What started out as a conversation about possibly playing a few gigs in pubs has snowballed into a a 1990's boy band reforming, positive tabloid headlines, a new single and a confirmed booking at a music festival next summer. And there may be a collaboration with the drummer of one of the biggest rock bands of the 1970s and 1980s in the pipeline as well.
“It’s mad, it’s completely mad,” smiled Lee Murray as he reflected on a whirlwind few weeks. “My feet haven’t touched the ground but it’s lovely because it’s been so positive, so I’m very happy.”
The Watford musician shot to fame in the 1990s as one of third of Let Loose. The band, who had seven UK top-40 hits including the Number 2 smash Crazy For You in 1994, have reformed and their new single If The World Was Ending is due to be available to stream and download from September 29.

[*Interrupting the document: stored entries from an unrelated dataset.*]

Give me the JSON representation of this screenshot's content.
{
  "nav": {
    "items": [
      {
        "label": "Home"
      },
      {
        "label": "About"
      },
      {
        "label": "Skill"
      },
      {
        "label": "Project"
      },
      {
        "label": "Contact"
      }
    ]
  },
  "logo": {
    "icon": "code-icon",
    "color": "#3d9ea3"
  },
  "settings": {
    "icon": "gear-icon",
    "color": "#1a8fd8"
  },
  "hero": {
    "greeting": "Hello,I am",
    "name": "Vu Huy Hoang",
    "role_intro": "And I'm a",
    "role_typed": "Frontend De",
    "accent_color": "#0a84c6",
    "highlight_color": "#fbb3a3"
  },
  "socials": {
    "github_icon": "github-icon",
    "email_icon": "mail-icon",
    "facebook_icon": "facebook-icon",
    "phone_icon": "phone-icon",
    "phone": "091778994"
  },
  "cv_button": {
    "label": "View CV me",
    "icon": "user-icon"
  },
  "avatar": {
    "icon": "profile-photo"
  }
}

“I like slightly darker, edgy music,” Lee explained when asked about the new record. “That’s how my taste has developed as I’ve got older, but if you write songs sometimes you write for a certain project.
“I’ve written for other people as well and you think ‘What’s their sort of vibe? What’s their band about?’ and you tailor your writing to a degree for that. So when you write for Let Loose it’s got to be a little bit like it was which is essentially a guitar pop band.
“I initially wrote it about an apocalyptic message, climate and things like that, but as the writing’s developed it’s gone on to be something a little bit different.
“We wanted it to be really uplifting and very melodic and catchy and I’m hoping everybody else thinks along those lines as well.”
But reforming the band, let alone releasing a new single, was not on the agenda when the drummer and vocalist had a chat with his bandmate, guitarist and vocalist Rob Jeffrey, about the possibility of playing live again.
“I’m a teaching a lot and I thought maybe it would be nice to go and play somewhere,” the 53-year-old told the Watford Observer this morning. “We initially just thought let’s go and do pubs just to go and play. And then it kind of snowballed.
“As soon as the word got out a promoter got in touch with us who does all those 90's festivals. In fact we’ve just been booked for one next year, it’s 8,000 people in August (at the Back 2 Festival in Nottinghamshire).
“It went from a little germ of an idea where we thought let’s go and play the Slug & Lettuce in Hemel or wherever and now we’re starting to be booked by this huge agent and we’ve got a record that’s gone to radio. It’s happened within the space of two or three weeks. It’s mad, it’s completely mad.”
Lee and Rob have been joined by a new third member of Let Loose, Matthew James Pateman, who also experienced chart success in the 1990s as part of Bad Boys Inc. He replaces original front vocalist Richie Wermerling, who Lee said had “retired” from the industry.
“He’s just got a fantastic voice,” Lee said of his new bandmate who he has known for around 25 years. “He wasn’t used to his potential at all in that band. They were manufactured and he was quite unhappy with it.
“I knew he’d got a really good voice and he’s a good writer and he’s fitted in brilliantly. We all get on, there’s a lovely atmosphere and vibe when we write and this song – we’ve actually written two now – has come together really organically and naturally. There’s no arguments or anything, it’s felt really good.”
As well as the Back 2 Festival, Lee is hoping Let Loose will get to perform at other festivals on the “nostalgia circuit” next year, with the possibility of also staging their own concerts depending “how much traction we get”.
The band may be back in the spotlight but Lee is continuing to go into schools to teach drums as well as having his own drum school in which he uses the instrument to help improve the wellbeing of others.
He spoke to the Watford Observer in January about the academic studies that have been carried out into the positive effects learning to play the drums can have on mental health, and it is through this he is hoping to work with Clem Burke, the drummer with legendary group Blondie.
“I’m a big fan of Clem Burke and he runs something similar but on a larger scale with drums and mental health,” Lee explained. “I’m hoping there’s going to be a collaboration somewhere along the lines with him. He’s a fantastic drummer and I love Blondie.”
Lee admits he is finding it a challenge to juggle multiple plates currently but the “overwhelmingly positive” reaction to the news of Let Loose getting back together is making it more than worthwhile.
He said: “I can’t be negative about it because it’s been so good but I suppose the only thing about is there’s a lot to fit in your brain and organise because I’m obviously committed to the teaching, and then there’s the thing potentially with Clem, then there’s the band.
“If I was just doing one of those things it would take up a lot of head space. It is a lot but we’ll see how it pans out.”